Para chamar a atenção do Governo Federal, Tribunal de Contas da União e Congresso Nacional para as dificuldades financeiras enfrentadas pelos municípios, os prefeitos vão parar as suas atividades e as operações administrativas das prefeituras na próxima quarta-feira (30). A paralisação foi anunciada pelo presidente da UPB nesta segunda-feira (28).

As atividades essenciais como saúde, educação e limpeza urbana seguirão normalmente. Até ontem, 280 prefeituras haviam aderido ao movimento. A expectativa de Quinho é de que 90% dos prefeitos baianos apoiem o grupo. As mobilizações já começam nesta terça-feira (29), com a presença dos gestores em Brasília, e seguem até amanhã, com o início da paralisação.

O objetivo da viagem à capital do país é defender os caminhos para minimizar o impacto da crise. Os prefeitos defendem a liberação de um Auxílio Financeiro aos Municípios (AFM), que a União pode liberar de forma emergencial, e a Proposta de Emenda à Constituição (PEC) que sugere o aumento de 1,5% no FPM.

Além disso, os gestores querem a aprovação do Projeto de Lei Complementar (PLP) 94/2023, que visa a recomposição de perdas do Imposto sobre Circulação de Mercadorias e Serviços (ICMS) com um potencial benefício de R$6,8 bilhões para os 5.570 municípios brasileiros em três anos. O movimento municipalista acontece em conjunto com outros estados do Nordeste.

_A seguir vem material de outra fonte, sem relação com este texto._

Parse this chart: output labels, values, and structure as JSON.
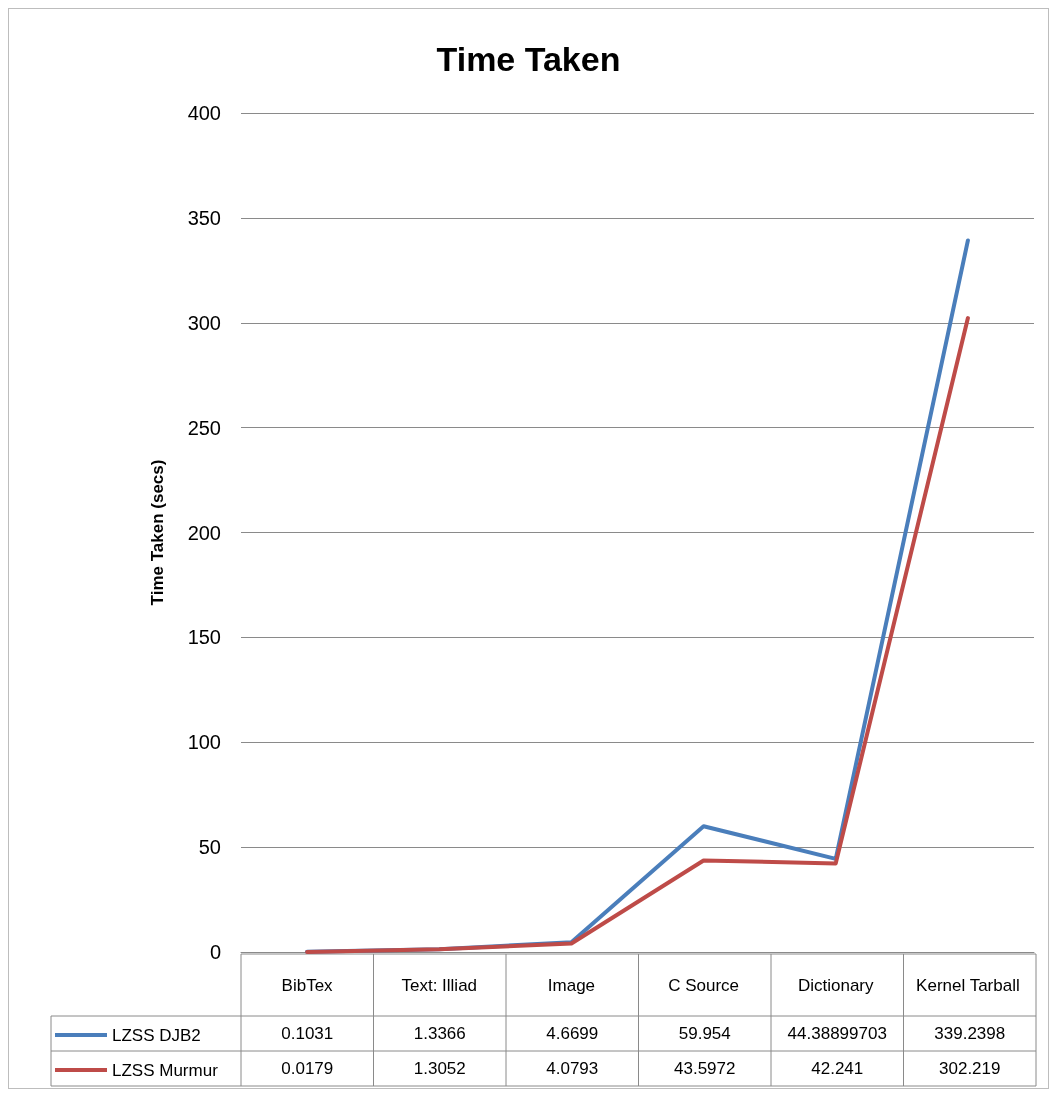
{
  "chart_data": {
    "type": "line",
    "title": "Time Taken",
    "ylabel": "Time Taken (secs)",
    "categories": [
      "BibTex",
      "Text: Illiad",
      "Image",
      "C Source",
      "Dictionary",
      "Kernel Tarball"
    ],
    "series": [
      {
        "name": "LZSS DJB2",
        "color": "#4a7ebb",
        "values": [
          0.1031,
          1.3366,
          4.6699,
          59.954,
          44.38899703,
          339.2398
        ]
      },
      {
        "name": "LZSS Murmur",
        "color": "#be4b48",
        "values": [
          0.0179,
          1.3052,
          4.0793,
          43.5972,
          42.241,
          302.219
        ]
      }
    ],
    "ylim": [
      0,
      400
    ],
    "yticks": [
      0,
      50,
      100,
      150,
      200,
      250,
      300,
      350,
      400
    ],
    "grid": "y",
    "legend": "bottom",
    "marker": "none",
    "line_style": "solid",
    "data_labels": true
  }
}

As prefeituras também reivindicam a redução da alíquota patronal do Instituto Nacional do Seguro Social (INSS) de 22,5% para 8%. O Projeto de Lei 334/2023, que desonera a folha salarial de 17 segmentos privados, será votado na Câmara dos Deputados nesta terça-feira (29). Segundo o presidente da UPB, Quinho, os prefeitos baianos desejam incluir as prefeituras na lista de contemplados, caso o PL seja aprovado.

Para o grupo municipal, a atual alíquota somada às perdas do FPM inviabiliza a manutenção dos empregos. “É um gargalo muito grande. Nós vamos fazer uma verdadeira luta no Congresso Nacional. Não tem mais como aceitar que um município pague 22,5% de INSS patronal”, destaca Quinho. Se aprovado, o PL atingirá 370 municípios baianos com até 143 mil habitantes.